A person “close to the Russian leader” said Putin see Assad as a stubborn figure and a disappointment, using Prigozhin’s media outlet to display this.
But the source and a government official said Assad cannot be abandoned because there is no alternative leader suitable to Moscow. Irina Zvyagelskaya, a Middle East expert at the state-run Institute of World Economy and International Relations, echoed the view of excessive risk from trying to oust Assad.
Responding to the revelations, Kremlin spokesman Dmitry Peskov denied that Putin is unhappy with Assad.
Trouble in the South
Russian concern has been compounded by a series of assassinations in southern Syria, including of two senior army officers and a political official this month.
The attacks are being carried out in Daraa Province, where the Syrian rising began in March 2011.
In March, regime forces attacked Sanamayn in northern Daraa to oust a group of rebels, but the assault failed to check the attacks. At least 31 regime soldiers and militiamen have been assassinated since then, according to analyst Abdullah al-Jabassini.

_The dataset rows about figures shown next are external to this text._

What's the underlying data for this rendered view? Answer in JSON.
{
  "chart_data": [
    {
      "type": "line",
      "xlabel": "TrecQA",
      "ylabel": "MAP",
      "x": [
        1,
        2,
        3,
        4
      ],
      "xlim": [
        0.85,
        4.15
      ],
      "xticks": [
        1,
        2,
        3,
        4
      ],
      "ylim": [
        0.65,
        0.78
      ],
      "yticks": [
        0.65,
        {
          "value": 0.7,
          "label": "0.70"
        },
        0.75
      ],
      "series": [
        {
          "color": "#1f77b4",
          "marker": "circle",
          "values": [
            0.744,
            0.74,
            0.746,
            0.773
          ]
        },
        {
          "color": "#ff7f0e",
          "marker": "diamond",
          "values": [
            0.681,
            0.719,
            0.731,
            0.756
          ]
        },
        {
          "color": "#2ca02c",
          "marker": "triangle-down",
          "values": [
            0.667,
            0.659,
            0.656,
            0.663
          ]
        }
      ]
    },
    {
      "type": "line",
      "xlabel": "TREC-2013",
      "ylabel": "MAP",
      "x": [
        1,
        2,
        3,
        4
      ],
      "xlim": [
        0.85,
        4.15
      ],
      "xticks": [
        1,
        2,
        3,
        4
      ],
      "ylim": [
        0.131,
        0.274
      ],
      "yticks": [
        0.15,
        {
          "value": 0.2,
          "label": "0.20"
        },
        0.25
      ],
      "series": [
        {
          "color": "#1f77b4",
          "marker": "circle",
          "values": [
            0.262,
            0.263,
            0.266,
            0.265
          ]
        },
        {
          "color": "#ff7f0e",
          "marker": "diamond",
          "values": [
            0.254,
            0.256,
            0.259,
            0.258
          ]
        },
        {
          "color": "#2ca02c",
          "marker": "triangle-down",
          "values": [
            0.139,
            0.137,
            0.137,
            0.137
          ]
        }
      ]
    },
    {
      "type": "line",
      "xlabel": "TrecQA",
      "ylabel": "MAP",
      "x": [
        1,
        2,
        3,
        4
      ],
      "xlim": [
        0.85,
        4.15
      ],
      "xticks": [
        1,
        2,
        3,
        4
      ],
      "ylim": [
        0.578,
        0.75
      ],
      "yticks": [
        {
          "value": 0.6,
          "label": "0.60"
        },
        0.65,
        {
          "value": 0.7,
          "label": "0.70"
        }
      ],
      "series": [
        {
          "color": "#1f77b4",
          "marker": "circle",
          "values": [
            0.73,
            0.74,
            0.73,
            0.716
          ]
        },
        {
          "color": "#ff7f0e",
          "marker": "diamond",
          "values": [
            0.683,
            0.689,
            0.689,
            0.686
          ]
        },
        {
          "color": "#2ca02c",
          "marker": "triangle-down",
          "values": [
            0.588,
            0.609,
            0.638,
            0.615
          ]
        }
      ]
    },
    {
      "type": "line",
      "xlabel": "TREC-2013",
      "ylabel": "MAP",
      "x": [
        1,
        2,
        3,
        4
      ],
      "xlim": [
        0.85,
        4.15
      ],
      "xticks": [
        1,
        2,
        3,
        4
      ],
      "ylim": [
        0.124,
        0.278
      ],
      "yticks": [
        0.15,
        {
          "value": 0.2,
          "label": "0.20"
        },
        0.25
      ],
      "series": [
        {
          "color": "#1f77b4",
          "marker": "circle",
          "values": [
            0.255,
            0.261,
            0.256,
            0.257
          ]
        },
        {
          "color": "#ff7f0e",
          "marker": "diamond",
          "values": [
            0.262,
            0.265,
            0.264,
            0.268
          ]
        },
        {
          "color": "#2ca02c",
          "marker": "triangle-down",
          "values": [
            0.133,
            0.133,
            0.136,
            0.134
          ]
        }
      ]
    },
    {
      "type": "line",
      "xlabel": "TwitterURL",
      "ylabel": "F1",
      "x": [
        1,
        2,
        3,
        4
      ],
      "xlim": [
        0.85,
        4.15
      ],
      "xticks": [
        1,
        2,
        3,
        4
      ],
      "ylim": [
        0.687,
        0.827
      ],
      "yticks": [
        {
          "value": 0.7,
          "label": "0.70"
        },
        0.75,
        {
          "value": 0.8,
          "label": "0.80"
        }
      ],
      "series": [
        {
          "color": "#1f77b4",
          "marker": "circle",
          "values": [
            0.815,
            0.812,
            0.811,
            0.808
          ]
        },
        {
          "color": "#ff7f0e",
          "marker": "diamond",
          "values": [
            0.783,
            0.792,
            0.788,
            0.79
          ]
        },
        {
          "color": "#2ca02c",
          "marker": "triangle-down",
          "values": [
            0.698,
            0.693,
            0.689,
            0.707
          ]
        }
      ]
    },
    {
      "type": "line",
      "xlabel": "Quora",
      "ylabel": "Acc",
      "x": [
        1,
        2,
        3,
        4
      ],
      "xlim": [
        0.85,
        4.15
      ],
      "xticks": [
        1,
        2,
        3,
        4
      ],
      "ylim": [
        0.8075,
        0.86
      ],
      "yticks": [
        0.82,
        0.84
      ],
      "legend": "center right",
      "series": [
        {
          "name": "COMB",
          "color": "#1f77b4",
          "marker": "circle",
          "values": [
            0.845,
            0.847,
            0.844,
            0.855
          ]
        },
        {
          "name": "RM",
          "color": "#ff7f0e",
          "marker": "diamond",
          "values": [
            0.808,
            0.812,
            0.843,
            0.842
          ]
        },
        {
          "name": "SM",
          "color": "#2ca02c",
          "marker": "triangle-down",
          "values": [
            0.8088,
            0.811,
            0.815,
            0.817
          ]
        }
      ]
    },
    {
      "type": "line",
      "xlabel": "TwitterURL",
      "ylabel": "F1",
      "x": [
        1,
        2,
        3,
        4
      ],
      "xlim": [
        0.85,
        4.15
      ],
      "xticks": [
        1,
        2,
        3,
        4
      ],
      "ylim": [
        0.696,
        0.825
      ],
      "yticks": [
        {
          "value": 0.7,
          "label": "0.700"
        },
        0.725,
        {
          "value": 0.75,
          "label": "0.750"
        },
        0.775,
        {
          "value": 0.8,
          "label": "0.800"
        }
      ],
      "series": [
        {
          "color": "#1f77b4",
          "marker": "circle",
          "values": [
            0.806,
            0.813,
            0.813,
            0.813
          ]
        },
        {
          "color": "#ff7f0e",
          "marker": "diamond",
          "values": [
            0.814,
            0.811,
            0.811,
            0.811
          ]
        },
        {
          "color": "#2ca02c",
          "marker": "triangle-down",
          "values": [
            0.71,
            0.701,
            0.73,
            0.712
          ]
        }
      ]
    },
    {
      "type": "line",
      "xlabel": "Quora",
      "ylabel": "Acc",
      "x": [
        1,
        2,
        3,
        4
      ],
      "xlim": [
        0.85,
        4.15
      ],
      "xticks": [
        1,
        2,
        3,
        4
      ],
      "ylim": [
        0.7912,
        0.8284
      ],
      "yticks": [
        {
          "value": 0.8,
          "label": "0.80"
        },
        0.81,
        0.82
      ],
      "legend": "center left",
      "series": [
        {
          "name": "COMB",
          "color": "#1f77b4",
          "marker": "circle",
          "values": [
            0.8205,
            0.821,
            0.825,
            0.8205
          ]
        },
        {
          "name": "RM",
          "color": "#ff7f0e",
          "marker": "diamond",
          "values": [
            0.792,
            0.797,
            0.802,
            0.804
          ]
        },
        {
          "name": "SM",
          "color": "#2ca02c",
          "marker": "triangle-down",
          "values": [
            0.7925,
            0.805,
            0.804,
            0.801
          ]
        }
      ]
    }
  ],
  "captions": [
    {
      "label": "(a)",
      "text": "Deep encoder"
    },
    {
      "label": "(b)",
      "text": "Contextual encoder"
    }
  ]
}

Aksenyonok, the Vice-President of the Russian International Affairs Council, wrote this month, “It is becoming increasingly obvious that the regime is reluctant or unable to develop a system of government that can mitigate corruption and crime.”
The situation has been worsened by a proxy battle for influence between Moscow and Tehran.
“The competition between Iran and Russia is one of the main reasons behind the instability in Dera’a,” says Haid Haid, a Syrian specialist at the International Centre for the Study of Radicalization at King’s College in London. “Iran’s allies are trying to destabilize areas controlled by Russian-backed factions in order to consolidate their control.”